INTERAKSI.CO, Jakarta – Keputusan Bank Sentral Amerika Serikat (The Fed) untuk mempertahankan suku bunga acuan pada FOMC Mei 2025 dinilai mempersempit ruang gerak Bank Indonesia (BI) untuk menurunkan suku bunga.
Pasalnya, tekanan inflasi dan risiko terhadap nilai tukar rupiah menjadi pertimbangan utama.
Senior Chief Economist Samuel Sekuritas Indonesia, Fithra Faisal Hastiadi, memprediksi BI akan mempertahankan suku bunga acuan di level 5,75 persen untuk beberapa waktu ke depan.
Bahkan, jika tidak ada sinyal pelonggaran dari The Fed dan tekanan inflasi meningkat, BI bisa menahan suku bunga hingga awal 2026.
“Sikap The Fed secara efektif membatasi ruang manuver BI dalam kebijakan moneter,” ujarnya, dikutip Minggu (11/5/2025).
Baca juga: The Fed Tahan Suku Bunga di Tengah Ketidakpastian Ekonomi dan Kebijakan Dagang AS
Walaupun sikap The Fed dianggap dovish, dampaknya terhadap negara berkembang seperti Indonesia tidak signifikan.
Stabilitas pasar mungkin terjaga sementara, namun prospek pemangkasan suku bunga jangka pendek semakin kecil. Hal ini menyulitkan BI untuk melonggarkan kebijakan moneternya tanpa risiko lebih besar.
Suku bunga AS yang tinggi, ditambah ketidakpastian geopolitik, memperbesar tekanan terhadap rupiah dan membuka peluang keluarnya arus modal asing dari Indonesia.
“Jika inflasi AS membandel dan The Fed bersikap agresif, maka risiko terhadap rupiah akan semakin besar,” tambah Fithra.
Bank Indonesia kini berada dalam dilema antara menjaga stabilitas rupiah dan memberikan stimulus ekonomi. Dengan pertumbuhan ekonomi Indonesia melambat menjadi 4,87 persen pada Kuartal I 2025, ini menjadi tantangan tersendiri bagi otoritas moneter.
Namun, langkah menurunkan suku bunga sekarang bisa menimbulkan efek buruk, seperti depresiasi rupiah dan meningkatnya inflasi impor akibat naiknya biaya logistik global, terutama dari tarif perdagangan baru.
“Pemangkasan suku bunga yang terlalu dini dapat mendorong pelarian modal dan memperlemah rupiah lebih jauh,” jelasnya.
Melihat terbatasnya ruang di sektor moneter, Fithra memperkirakan beban kebijakan akan bergeser ke pemerintah.

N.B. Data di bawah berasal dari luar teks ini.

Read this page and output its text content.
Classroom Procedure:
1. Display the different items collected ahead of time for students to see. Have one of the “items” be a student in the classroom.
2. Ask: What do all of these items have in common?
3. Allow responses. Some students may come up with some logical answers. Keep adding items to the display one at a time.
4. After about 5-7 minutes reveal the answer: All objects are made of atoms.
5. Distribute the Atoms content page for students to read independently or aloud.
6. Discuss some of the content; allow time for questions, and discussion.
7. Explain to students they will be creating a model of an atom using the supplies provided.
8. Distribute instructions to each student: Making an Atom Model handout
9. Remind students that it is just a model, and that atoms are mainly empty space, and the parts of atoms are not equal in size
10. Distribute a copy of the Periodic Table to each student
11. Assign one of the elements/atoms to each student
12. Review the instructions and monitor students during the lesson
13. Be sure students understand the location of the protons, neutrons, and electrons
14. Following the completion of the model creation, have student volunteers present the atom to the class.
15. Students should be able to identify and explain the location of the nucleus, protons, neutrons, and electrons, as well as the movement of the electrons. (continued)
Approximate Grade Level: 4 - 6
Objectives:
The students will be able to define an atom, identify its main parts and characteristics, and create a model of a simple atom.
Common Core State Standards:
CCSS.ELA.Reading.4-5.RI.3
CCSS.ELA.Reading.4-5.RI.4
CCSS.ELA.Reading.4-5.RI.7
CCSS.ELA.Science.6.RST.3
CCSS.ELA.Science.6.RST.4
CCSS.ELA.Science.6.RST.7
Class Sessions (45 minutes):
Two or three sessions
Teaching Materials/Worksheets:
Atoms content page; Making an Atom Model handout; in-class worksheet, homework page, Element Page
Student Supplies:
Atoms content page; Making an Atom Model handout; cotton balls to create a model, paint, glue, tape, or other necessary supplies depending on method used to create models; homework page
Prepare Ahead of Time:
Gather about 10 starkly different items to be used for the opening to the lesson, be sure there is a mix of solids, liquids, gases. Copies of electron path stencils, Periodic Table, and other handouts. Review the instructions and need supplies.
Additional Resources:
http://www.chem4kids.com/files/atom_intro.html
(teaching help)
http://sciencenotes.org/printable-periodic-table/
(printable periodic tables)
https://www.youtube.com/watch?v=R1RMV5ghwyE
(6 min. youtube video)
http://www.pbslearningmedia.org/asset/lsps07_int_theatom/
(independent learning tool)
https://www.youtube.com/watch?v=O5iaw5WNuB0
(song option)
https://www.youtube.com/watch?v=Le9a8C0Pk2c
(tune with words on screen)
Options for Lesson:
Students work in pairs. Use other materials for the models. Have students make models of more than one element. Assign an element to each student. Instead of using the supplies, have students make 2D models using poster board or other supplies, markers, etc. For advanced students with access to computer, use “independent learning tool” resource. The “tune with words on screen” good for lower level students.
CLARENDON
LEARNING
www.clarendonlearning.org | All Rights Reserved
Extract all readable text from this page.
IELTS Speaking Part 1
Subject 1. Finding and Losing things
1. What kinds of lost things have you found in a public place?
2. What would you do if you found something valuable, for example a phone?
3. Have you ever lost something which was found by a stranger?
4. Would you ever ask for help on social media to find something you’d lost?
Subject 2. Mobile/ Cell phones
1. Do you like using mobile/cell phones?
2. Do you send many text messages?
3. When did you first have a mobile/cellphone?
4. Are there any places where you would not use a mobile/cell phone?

Pemerintah diprediksi akan mempercepat program bantuan sosial dan belanja modal pada semester II-2025 untuk mendorong permintaan domestik.
Namun, tantangan tetap ada. Transisi politik dan potensi kekurangan penerimaan negara bisa menghambat efektivitas kebijakan fiskal tersebut.
“Kami merevisi proyeksi pertumbuhan ekonomi Indonesia 2025 menjadi 4,8 persen,” tuturnya.
The Fed sendiri mempertahankan suku bunga acuan pada kisaran 4,25-4,5 persen sejak Desember 2024. Keputusan ini diambil sambil menunggu dampak dari kebijakan tarif perdagangan AS terhadap perekonomian domestik.
Bank sentral AS juga masih mewaspadai potensi peningkatan pengangguran dan inflasi sebagai dampak kebijakan dagang yang ketat.